Court upheld Duggan ‘lawful killing’ finding despite judicial review
R (Duggan) v HM Assistant Deputy Coroner for the Northern District of Greater London & Ors  EWHC 3343
- Related Member(s):
- Jonathan Glasson QC
- Related Practice Area(s):
- Inquests and Inquiries, Crime and Regulatory Law, Police Law, Human Rights
- Queen’s Bench Division (Administrative Court)
In Aug 2011 Mark Duggan was shot dead by a police officer. The inquest into his death concluded that he was ‘lawfully killed’. This was a Judicial Review against that finding.

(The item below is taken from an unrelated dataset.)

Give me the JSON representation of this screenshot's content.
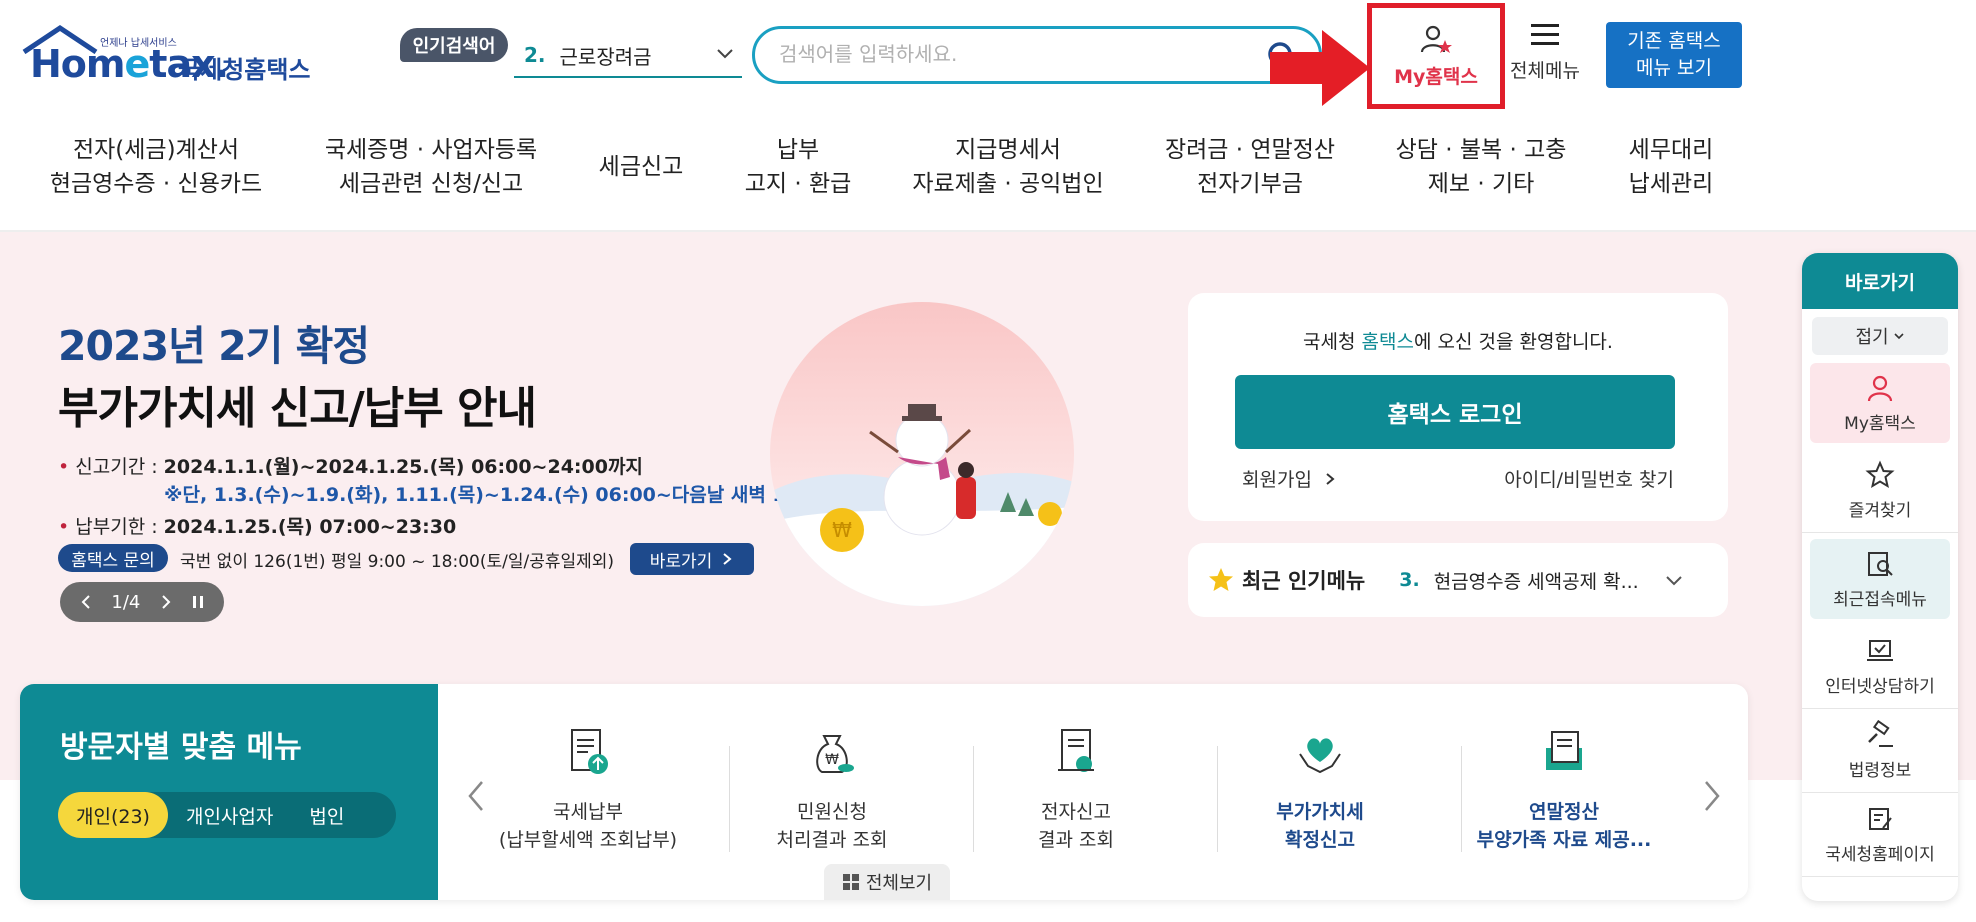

The claimant sought to challenge the decision of coroner on 4 different grounds. Firstly the coroner ought to have directed the jury that if they were sure that Mr Duggan did not have a gun at the moment he was shot, they could not return a conclusion of lawful killing. Secondly, the mistaken belief of an imminent threat must also be a reasonable mistake. Thirdly, the coroner misdirected the jury on the meaning of lawful killing. Fourthly, lethal force by a state agent is only lawful if it is ‘absolutely necessary’ and not simply that it was ‘reasonable’.
The claimants were granted permission to proceed with grounds 2 and 3, but the Court refused the application nonetheless.
With regard to ground 2 the Court noted that the test for self-defence was different in criminal and civil law. Both tests required the defendant to subjectively believe their safety was in danger, but the civil law required that subjective belief to be objectively reasonable. However, the Court made it clear that it has never been the function of an inquest to concern itself with civil liability for a death. Further a conclusion of lawful killing within the civil definition would be contrary to the Coroners and Justice Act 2009, s 10(2)(b).
Nor was the Court satisfied that the ECtHR jurisprudence aligned the test for breach of ECHR, art 2 with the English civil law test.
With regard to ground 3, the Court accepted that the direction of the coroner could have been fuller, but did not accept that the direction given was acceptable.